Ele foi rapidamente amenizado pelo nível de profundidade nos roteiros do escritor-chefe Malcolm Spellman, especialmente quando se tratava das nuances de Wilson – um americano preto com nenhum poder além de suas asas incríveis.
“Sam Wilson como feito pelo Mackie é bem diferente de um Thor ou de um Pantera Negra, porque ele não é de outro planeta ou rei de outro país,” diz Feige. “Ele é um homem afro-americano. Ele tem experiência militar e faz aconselhamento de luto com soldados que têm TEPT. Mas onde ele cresceu? Quem é sua família? Mackie estava animado para ir fundo nesse homem, esse homem preto, na versão da Marvel do mundo do lado de fora da nossa janela.”
Mackie celebra o fato de Sam, em um universo cheio de deuses mitológicos e heróis feitos em laboratórios, ser um homem com quem a audiência pode se identificar.
“Eu sou basicamente os olhos e os ouvidos da audiência, se você fosse colocado naquela posição onde pode sair e lutar ao lado dos super-heróis. Isso acrescenta uma bela qualidade a ele, que ele é um cara normal que pode sair e fazer coisas especiais,” Mackie diz.
Enquanto preso ao nível de segredo da Marvel, o ator confirma que não houveram discussões sobre uma segunda temporada de “Falcão e O Soldado Invernal.” Como a maioria dos cinemas domésticos continuam fechados devido a pandemia do coronavírus, ele também desconhece os prospectos cinematográficos de seu personagem Falcão – ou o Capitão que ele pode se tornar quando acabar a série da Disney+. Por agora, ele está contente em vestir o manto deixado por Boseman, um pacto silencioso de responsabilidade para as crianças amantes da Marvel.
“Para Chad e eu, [representação] nunca foi uma conversa que precisamos ter por conta de nossas origens. Havia um entendimento entre nós, porque somos de origem humilde no Sul; temos origens muito parecidas. Sabíamos qual era o jogo. Sabíamos quando entramos nele,” ele diz.
Fora dos filmes de quadrinhos, Mackie não parou de procurar. Tem um gênero em particular que ele gostaria muito de fazer.

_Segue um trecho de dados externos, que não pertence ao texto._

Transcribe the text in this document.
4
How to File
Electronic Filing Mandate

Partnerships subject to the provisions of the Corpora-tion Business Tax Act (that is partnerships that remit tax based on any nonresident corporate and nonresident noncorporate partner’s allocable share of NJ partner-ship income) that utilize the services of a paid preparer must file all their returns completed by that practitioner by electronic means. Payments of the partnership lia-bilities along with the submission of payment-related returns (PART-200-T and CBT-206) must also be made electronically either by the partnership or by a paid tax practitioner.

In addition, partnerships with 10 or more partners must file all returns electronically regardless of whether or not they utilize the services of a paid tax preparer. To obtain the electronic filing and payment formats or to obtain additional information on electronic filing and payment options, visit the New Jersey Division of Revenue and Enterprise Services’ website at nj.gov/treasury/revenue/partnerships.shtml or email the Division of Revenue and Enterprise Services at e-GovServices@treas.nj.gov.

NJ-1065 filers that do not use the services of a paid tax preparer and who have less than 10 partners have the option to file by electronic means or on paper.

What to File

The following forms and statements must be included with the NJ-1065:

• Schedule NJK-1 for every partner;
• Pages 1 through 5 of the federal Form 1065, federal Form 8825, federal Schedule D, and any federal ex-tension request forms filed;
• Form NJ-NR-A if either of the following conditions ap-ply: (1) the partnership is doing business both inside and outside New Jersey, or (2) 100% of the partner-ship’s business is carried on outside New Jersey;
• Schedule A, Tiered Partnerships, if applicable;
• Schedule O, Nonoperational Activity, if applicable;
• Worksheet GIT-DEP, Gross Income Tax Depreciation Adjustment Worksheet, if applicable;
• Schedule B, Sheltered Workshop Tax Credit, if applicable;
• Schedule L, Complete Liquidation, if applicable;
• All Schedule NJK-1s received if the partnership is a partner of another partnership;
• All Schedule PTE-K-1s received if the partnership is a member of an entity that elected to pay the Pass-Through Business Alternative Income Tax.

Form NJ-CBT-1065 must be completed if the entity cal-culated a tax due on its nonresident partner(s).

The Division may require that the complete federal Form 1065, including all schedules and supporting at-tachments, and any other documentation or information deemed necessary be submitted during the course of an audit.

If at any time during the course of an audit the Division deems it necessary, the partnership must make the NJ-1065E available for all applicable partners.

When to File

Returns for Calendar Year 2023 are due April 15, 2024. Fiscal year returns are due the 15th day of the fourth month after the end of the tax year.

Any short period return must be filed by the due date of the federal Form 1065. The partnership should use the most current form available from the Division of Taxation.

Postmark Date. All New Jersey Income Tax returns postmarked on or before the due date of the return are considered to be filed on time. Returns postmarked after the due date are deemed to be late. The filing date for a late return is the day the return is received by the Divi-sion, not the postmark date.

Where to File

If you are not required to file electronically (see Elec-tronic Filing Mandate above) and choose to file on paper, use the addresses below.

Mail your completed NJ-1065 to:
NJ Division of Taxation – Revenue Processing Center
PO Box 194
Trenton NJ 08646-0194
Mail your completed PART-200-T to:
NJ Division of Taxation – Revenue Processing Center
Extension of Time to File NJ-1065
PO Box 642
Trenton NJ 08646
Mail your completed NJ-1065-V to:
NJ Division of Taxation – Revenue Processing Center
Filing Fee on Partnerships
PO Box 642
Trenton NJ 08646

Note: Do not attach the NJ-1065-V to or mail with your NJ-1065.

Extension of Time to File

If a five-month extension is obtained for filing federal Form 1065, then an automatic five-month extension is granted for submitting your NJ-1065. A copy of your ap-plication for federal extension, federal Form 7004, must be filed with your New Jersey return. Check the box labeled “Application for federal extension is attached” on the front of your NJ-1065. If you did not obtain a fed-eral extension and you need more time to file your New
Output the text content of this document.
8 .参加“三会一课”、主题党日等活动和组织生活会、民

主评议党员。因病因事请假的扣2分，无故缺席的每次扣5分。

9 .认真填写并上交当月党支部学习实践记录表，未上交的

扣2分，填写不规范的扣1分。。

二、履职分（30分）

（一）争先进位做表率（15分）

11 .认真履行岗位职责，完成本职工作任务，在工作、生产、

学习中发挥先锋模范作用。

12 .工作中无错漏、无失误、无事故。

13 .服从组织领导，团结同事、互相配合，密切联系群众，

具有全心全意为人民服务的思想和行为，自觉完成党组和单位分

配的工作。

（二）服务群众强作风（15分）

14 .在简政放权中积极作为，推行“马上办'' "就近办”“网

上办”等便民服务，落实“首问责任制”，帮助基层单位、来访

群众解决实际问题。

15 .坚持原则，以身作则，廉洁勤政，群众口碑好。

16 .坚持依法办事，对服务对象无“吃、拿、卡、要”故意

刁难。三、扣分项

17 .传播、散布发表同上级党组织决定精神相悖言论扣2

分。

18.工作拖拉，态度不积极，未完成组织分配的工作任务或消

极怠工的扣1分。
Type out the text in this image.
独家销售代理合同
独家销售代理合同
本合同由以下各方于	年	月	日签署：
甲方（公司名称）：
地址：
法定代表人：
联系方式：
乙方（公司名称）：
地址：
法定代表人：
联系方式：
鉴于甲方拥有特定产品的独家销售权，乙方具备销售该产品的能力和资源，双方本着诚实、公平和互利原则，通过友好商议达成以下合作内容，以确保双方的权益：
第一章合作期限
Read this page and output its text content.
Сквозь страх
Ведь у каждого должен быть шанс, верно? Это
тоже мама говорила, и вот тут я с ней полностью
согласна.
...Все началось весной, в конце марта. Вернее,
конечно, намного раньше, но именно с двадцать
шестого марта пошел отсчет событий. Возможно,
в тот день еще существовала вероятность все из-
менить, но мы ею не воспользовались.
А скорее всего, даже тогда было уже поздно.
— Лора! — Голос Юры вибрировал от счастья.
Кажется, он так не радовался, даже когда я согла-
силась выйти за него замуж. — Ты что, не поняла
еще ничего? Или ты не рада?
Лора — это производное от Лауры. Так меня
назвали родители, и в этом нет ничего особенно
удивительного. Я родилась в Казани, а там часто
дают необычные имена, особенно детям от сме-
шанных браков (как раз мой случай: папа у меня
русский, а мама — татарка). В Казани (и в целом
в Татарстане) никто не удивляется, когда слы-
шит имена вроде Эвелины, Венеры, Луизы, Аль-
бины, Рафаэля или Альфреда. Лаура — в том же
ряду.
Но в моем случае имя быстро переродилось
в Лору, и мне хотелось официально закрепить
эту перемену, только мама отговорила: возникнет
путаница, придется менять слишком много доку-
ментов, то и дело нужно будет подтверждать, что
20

“Minha equipe fica brava comigo por dizer isso, mas eu adoraria fazer um projeto clichê antigo como ‘When Harry Met Sally’,” ele diz. “Um daqueles filmes que estou trabalhando do lado de fora e preciso tirar minha camiseta porque está muito quente. Eu quero uma comédia romântica. Eu quero fazer todos os filmes escritos para Matthew McConaughey que ele recusou.”